私はこの三〇年間、往復約一時間の道のりを、自転車通勤をしている。
ひどい雨の日以外は、どんなに風が強くても、またどんなに寒くても、それを欠かしたことがない。
しかし三〇年もしていると、運動をしていない人とは大きな差となって表れる。
たとえば今、同年齢の多くの友人たちは何らかの成人病をかかえ、四苦八苦している。
しかし私はそうした成人病とは無縁だ。
そういう無縁さが、ある種の喜びとなってかえってくる。
「ああ、運動をつづけてよかった」と。
その喜びは、小便を手で受けとめた人と、どこか共通したものではないか。
Hiroshi Hayashi++++++はやし浩司
●それ以上、何を望むか
法句経(ほっくぎょう)にこんな説話がある。
あるとき一人の男が釈迦のところへ来て、こう言う。
「釈迦よ、私は死ぬのがこわい。
どうしたらこの恐怖から逃れることができるか」と。
それに答えて釈迦はこう言う。
「明日のないことを嘆くな。
今日まで生きてきたことを喜べ、感謝せよ」と。
これまで多くの親たちが、こう言った。
「私は子育てで失敗しました。どうしたらいいか」と。
そういう親に出会うたびに、私は心の中でこう思う。
「今まで子育てをじゅうぶん楽しんだではないか。
それ以上、何を望むのか」と。
子育てはたいへんだ。こんな報告もある。
東京都精神医学総合研究所の妹尾栄一氏に調査によると、自分の子どもを「気が合わない」と感じている母親は、七%。
そしてその大半が何らかの形で虐待しているという。
「愛情面で自分の母親とのきずなが弱かった母親ほど、虐待に走る傾向があり、虐待の世代連鎖もうかがえる」とも。

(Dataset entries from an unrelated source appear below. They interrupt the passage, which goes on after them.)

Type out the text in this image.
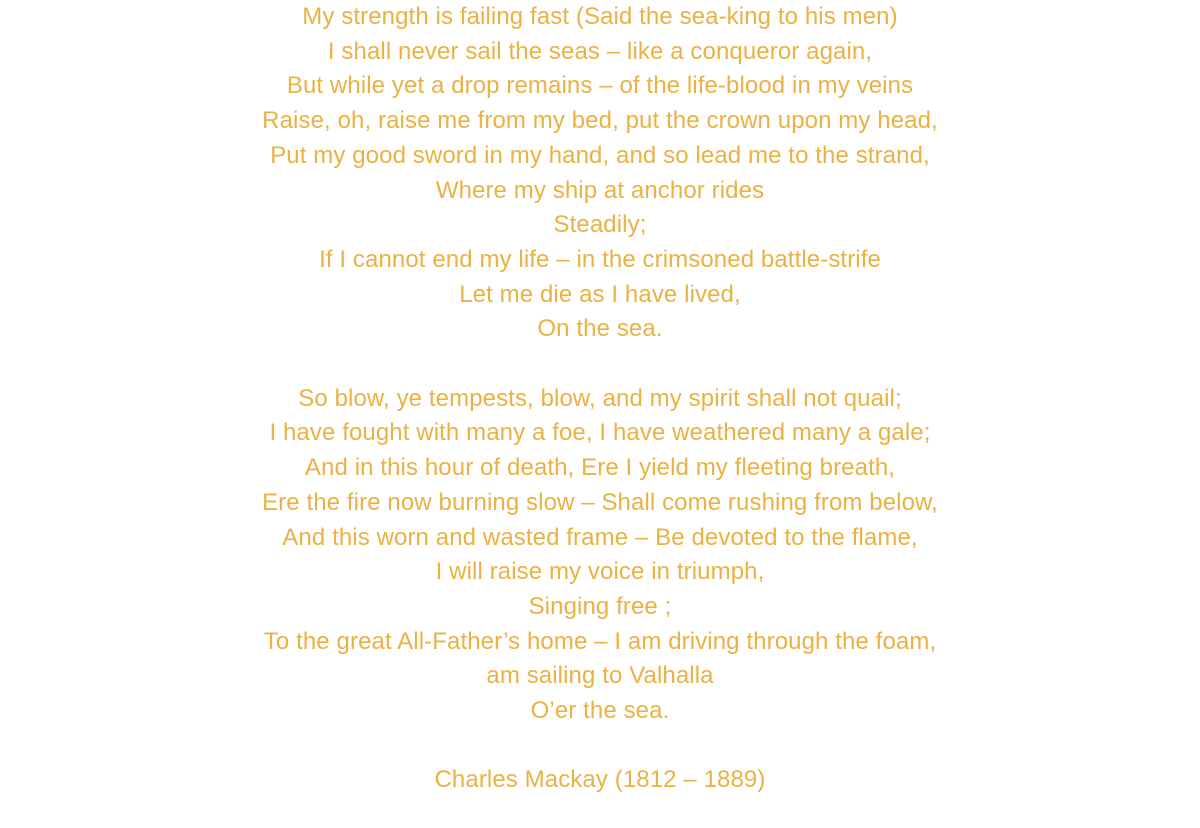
My strength is failing fast (Said the sea-king to his men)
I shall never sail the seas – like a conqueror again,
But while yet a drop remains – of the life-blood in my veins
Raise, oh, raise me from my bed, put the crown upon my head,
Put my good sword in my hand, and so lead me to the strand,
Where my ship at anchor rides
Steadily;
If I cannot end my life – in the crimsoned battle-strife
Let me die as I have lived,
On the sea.
So blow, ye tempests, blow, and my spirit shall not quail;
I have fought with many a foe, I have weathered many a gale;
And in this hour of death, Ere I yield my fleeting breath,
Ere the fire now burning slow – Shall come rushing from below,
And this worn and wasted frame – Be devoted to the flame,
I will raise my voice in triumph,
Singing free ;
To the great All-Father’s home – I am driving through the foam,
am sailing to Valhalla
O’er the sea.
Charles Mackay (1812 – 1889)
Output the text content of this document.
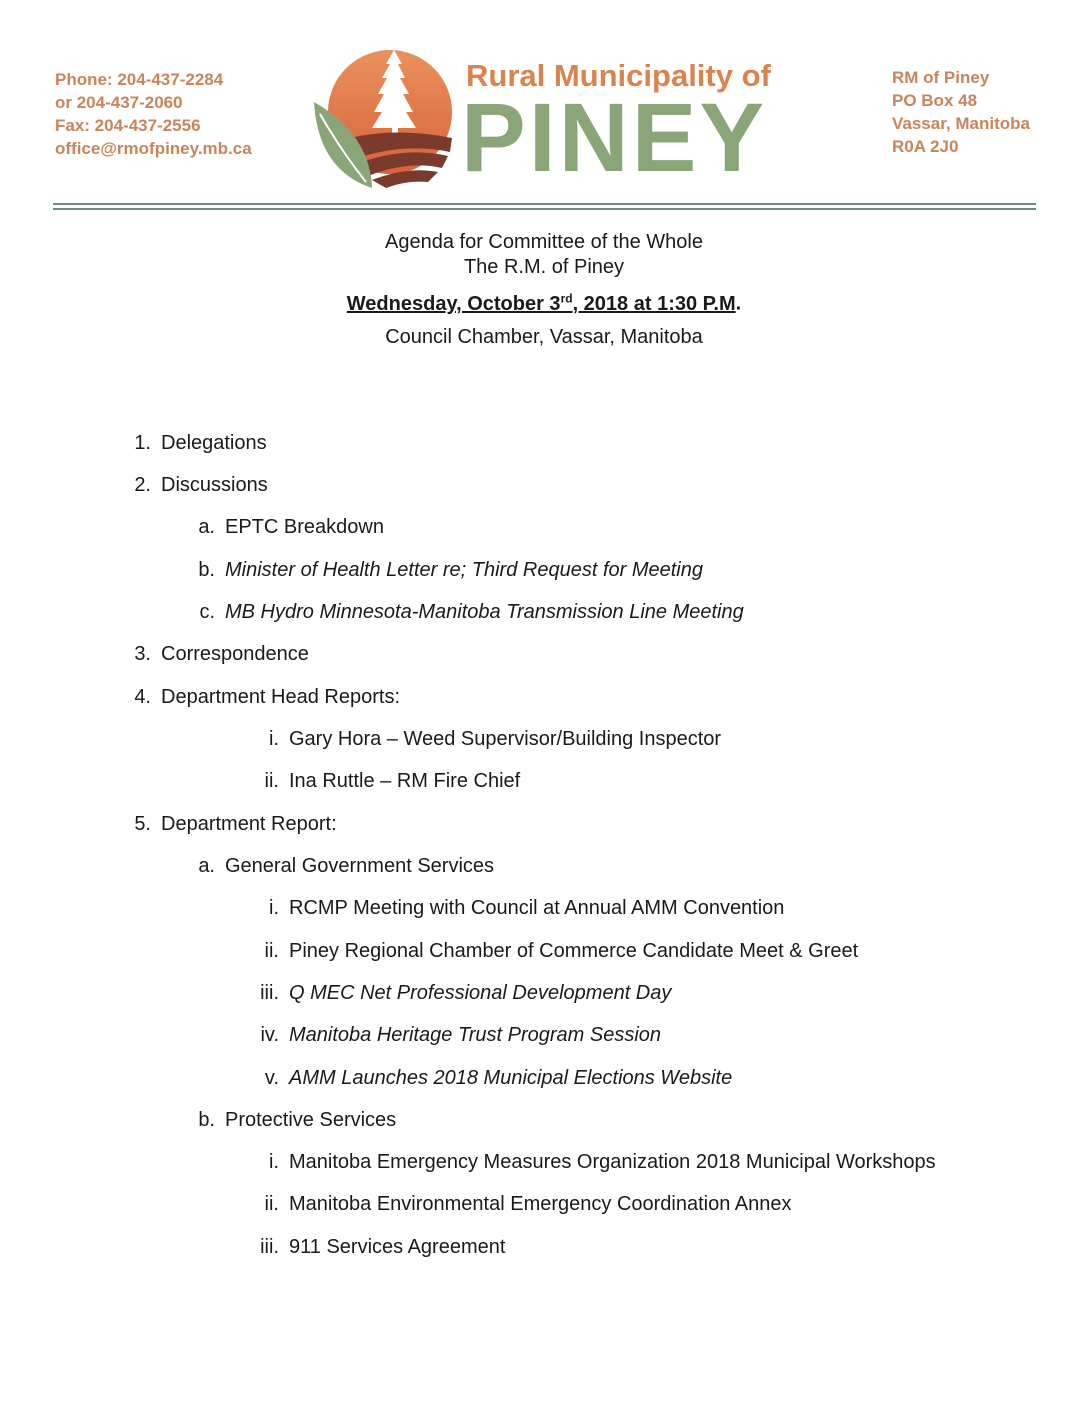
Phone: 204-437-2284
or 204-437-2060
Fax: 204-437-2556
office@rmofpiney.mb.ca
Rural Municipality of
PINEY
RM of Piney
PO Box 48
Vassar, Manitoba
R0A 2J0
Agenda for Committee of the Whole
The R.M. of Piney
Wednesday, October 3rd, 2018 at 1:30 P.M.
Council Chamber, Vassar, Manitoba
1. Delegations
2. Discussions
a. EPTC Breakdown
b. Minister of Health Letter re; Third Request for Meeting
c. MB Hydro Minnesota-Manitoba Transmission Line Meeting
3. Correspondence
4. Department Head Reports:
i. Gary Hora – Weed Supervisor/Building Inspector
ii. Ina Ruttle – RM Fire Chief
5. Department Report:
a. General Government Services
i. RCMP Meeting with Council at Annual AMM Convention
ii. Piney Regional Chamber of Commerce Candidate Meet & Greet
iii. Q MEC Net Professional Development Day
iv. Manitoba Heritage Trust Program Session
v. AMM Launches 2018 Municipal Elections Website
b. Protective Services
i. Manitoba Emergency Measures Organization 2018 Municipal Workshops
ii. Manitoba Environmental Emergency Coordination Annex
iii. 911 Services Agreement
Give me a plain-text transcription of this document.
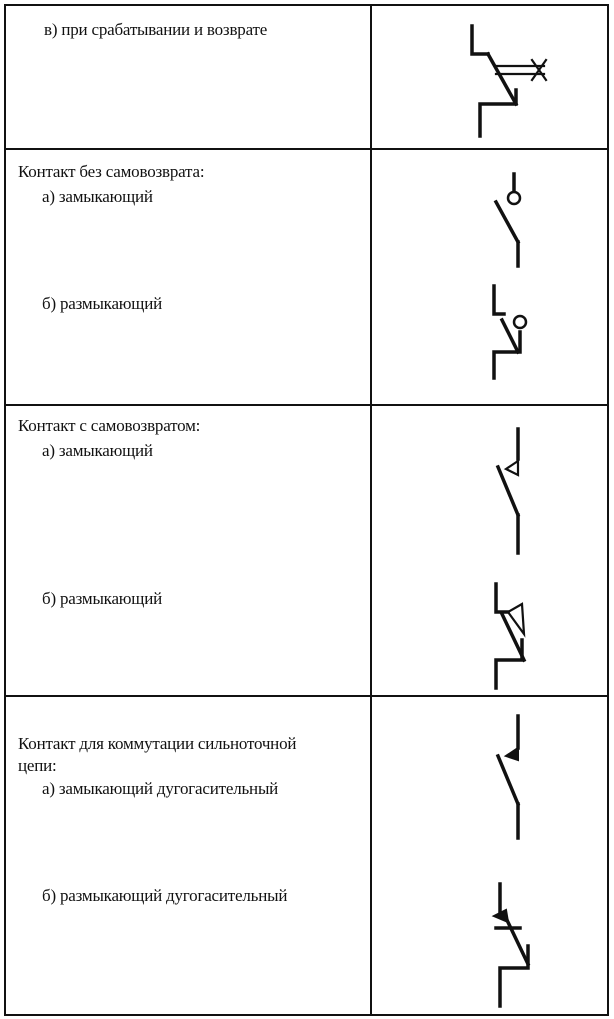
в) при срабатывании и возврате
Контакт без самовозврата:
а) замыкающий
б) размыкающий
Контакт с самовозвратом:
а) замыкающий
б) размыкающий
Контакт для коммутации сильноточной
цепи:
а) замыкающий дугогасительный
б) размыкающий дугогасительный
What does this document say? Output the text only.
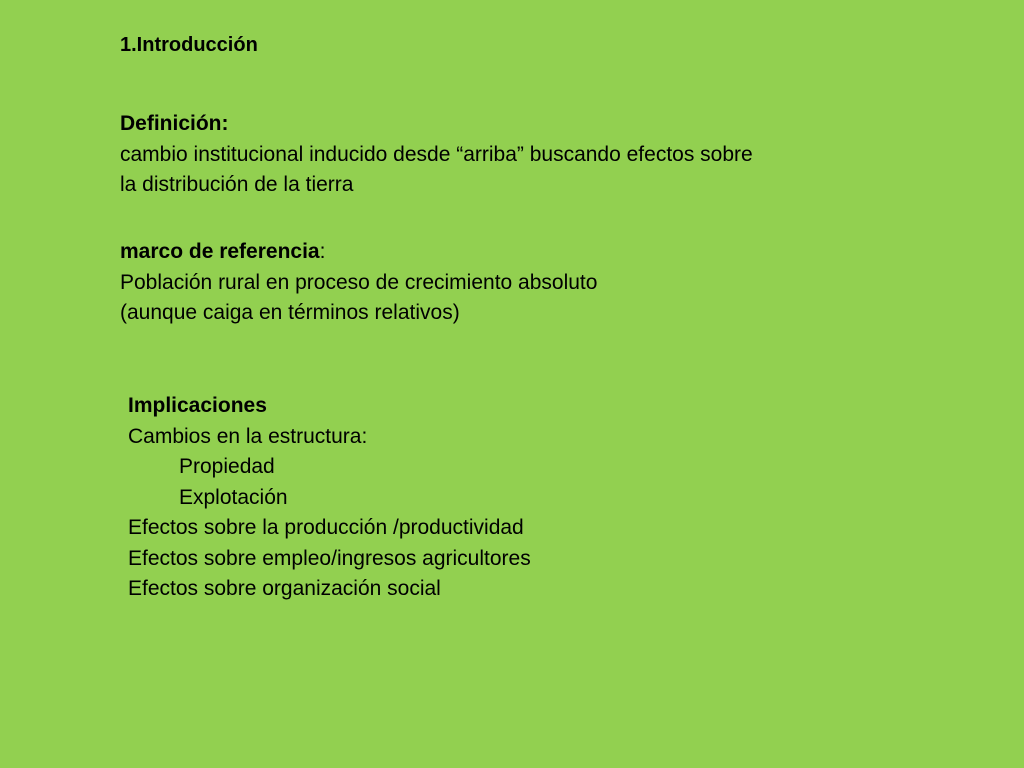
1.Introducción
Definición:
cambio institucional inducido desde “arriba” buscando efectos sobre
la distribución de la tierra
marco de referencia:
Población rural en proceso de crecimiento absoluto
(aunque caiga en términos relativos)
Implicaciones
Cambios en la estructura:
Propiedad
Explotación
Efectos sobre la producción /productividad
Efectos sobre empleo/ingresos agricultores
Efectos sobre organización social
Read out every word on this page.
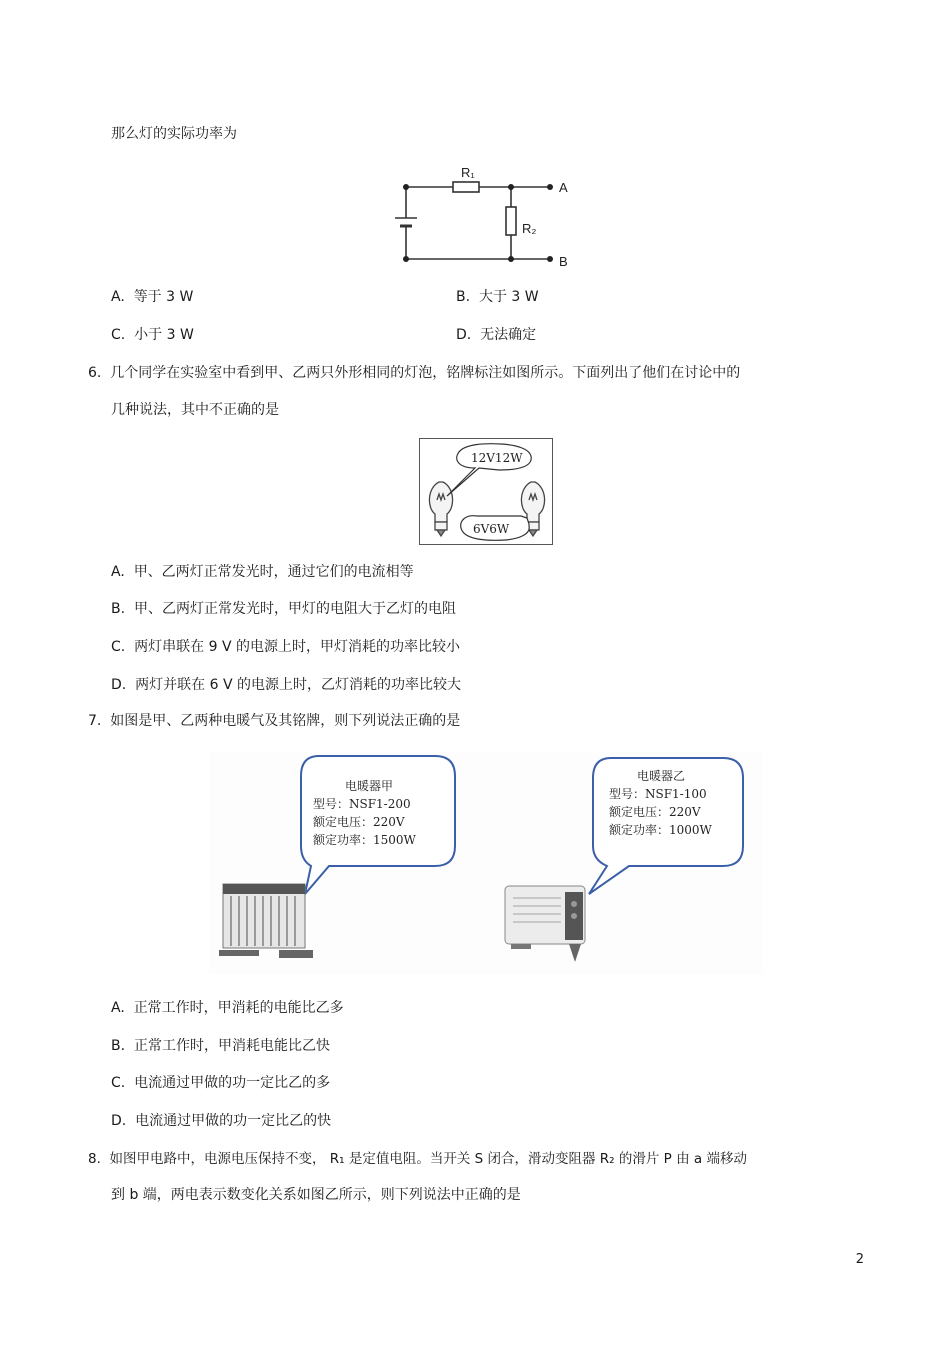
那么灯的实际功率为
R₁
R₂
A
B
A. 等于 3 W	B. 大于 3 W
C. 小于 3 W	D. 无法确定
6. 几个同学在实验室中看到甲、乙两只外形相同的灯泡，铭牌标注如图所示。下面列出了他们在讨论中的
几种说法，其中不正确的是
12V12W
6V6W
A. 甲、乙两灯正常发光时，通过它们的电流相等
B. 甲、乙两灯正常发光时，甲灯的电阻大于乙灯的电阻
C. 两灯串联在 9 V 的电源上时，甲灯消耗的功率比较小
D. 两灯并联在 6 V 的电源上时，乙灯消耗的功率比较大
7. 如图是甲、乙两种电暖气及其铭牌，则下列说法正确的是
电暖器甲
型号：NSF1-200
额定电压：220V
额定功率：1500W
电暖器乙
型号：NSF1-100
额定电压：220V
额定功率：1000W
A. 正常工作时，甲消耗的电能比乙多
B. 正常工作时，甲消耗电能比乙快
C. 电流通过甲做的功一定比乙的多
D. 电流通过甲做的功一定比乙的快
8. 如图甲电路中，电源电压保持不变， R₁ 是定值电阻。当开关 S 闭合，滑动变阻器 R₂ 的滑片 P 由 a 端移动
到 b 端，两电表示数变化关系如图乙所示，则下列说法中正确的是
2
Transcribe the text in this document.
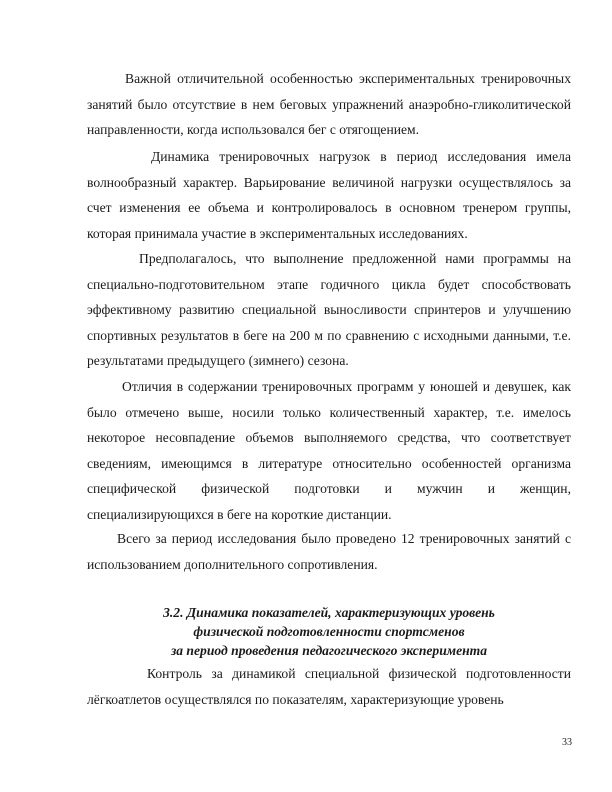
Важной отличительной особенностью экспериментальных тренировочных занятий было отсутствие в нем беговых упражнений анаэробно-гликолитической направленности, когда использовался бег с отягощением.

Динамика тренировочных нагрузок в период исследования имела волнообразный характер. Варьирование величиной нагрузки осуществлялось за счет изменения ее объема и контролировалось в основном тренером группы, которая принимала участие в экспериментальных исследованиях.

Предполагалось, что выполнение предложенной нами программы на специально-подготовительном этапе годичного цикла будет способствовать эффективному развитию специальной выносливости спринтеров и улучшению спортивных результатов в беге на 200 м по сравнению с исходными данными, т.е. результатами предыдущего (зимнего) сезона.

Отличия в содержании тренировочных программ у юношей и девушек, как было отмечено выше, носили только количественный характер, т.е. имелось некоторое несовпадение объемов выполняемого средства, что соответствует сведениям, имеющимся в литературе относительно особенностей организма специфической физической подготовки и мужчин и женщин, специализирующихся в беге на короткие дистанции.

Всего за период исследования было проведено 12 тренировочных занятий с использованием дополнительного сопротивления.

3.2. Динамика показателей, характеризующих уровень
физической подготовленности спортсменов
за период проведения педагогического эксперимента

Контроль за динамикой специальной физической подготовленности лёгкоатлетов осуществлялся по показателям, характеризующие уровень

33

七%という数字が大きいか小さいか、評価の分かれるところだが、しかし子育てというのは、それ自体大きな苦労をともなうものであることには違いない。
言いかえると楽な子育てというのは、そもそもない。
またそういう前提で考えるほうが正しい。
いや、中には子どものできがよく、「子育てがこんなに楽でいいものか」と思っている人もいる。しかしそういう人は、きわめて稀だ。
……と書きながら、一方で、私はこう思う。
もし私に子どもがいなければ、私の人生は何とつまらないものであったか、と。
人生はドラマであり、そのドラマに価値があるとするなら、子どもは私という親に、まさにそのドラマを提供してくれた。
たとえば子どものほしそうなものを手に入れたとき、私は子どもたちの喜ぶ顔が早く見たくて、家路を急いだことが何度かある。
もちろん悲しいことも苦しいこともあったが、それはそれとして、子どもたちは私に生きる目標を与えてくれた。
もし私の家族が私と女房だけだったら、私はこうまでがんばらなかっただろう。
その証拠に、息子たちがほとんど巣立ってしまった今、人生そのものが終わってしまったかのような感じがする。
あるいはそれまで考えたこともなかった「老後」が、どんとやってくる。
今でもいろいろ問題はあるが、しかしさらに別の心で、子どもたちに感謝しているのも事実だ。
「お前たちのおかげで、私の人生は楽しかったよ」と。
……だから、子育てに失敗などない。絶対にない。
今まで楽しかったことだけを考えて、前に進めばよい。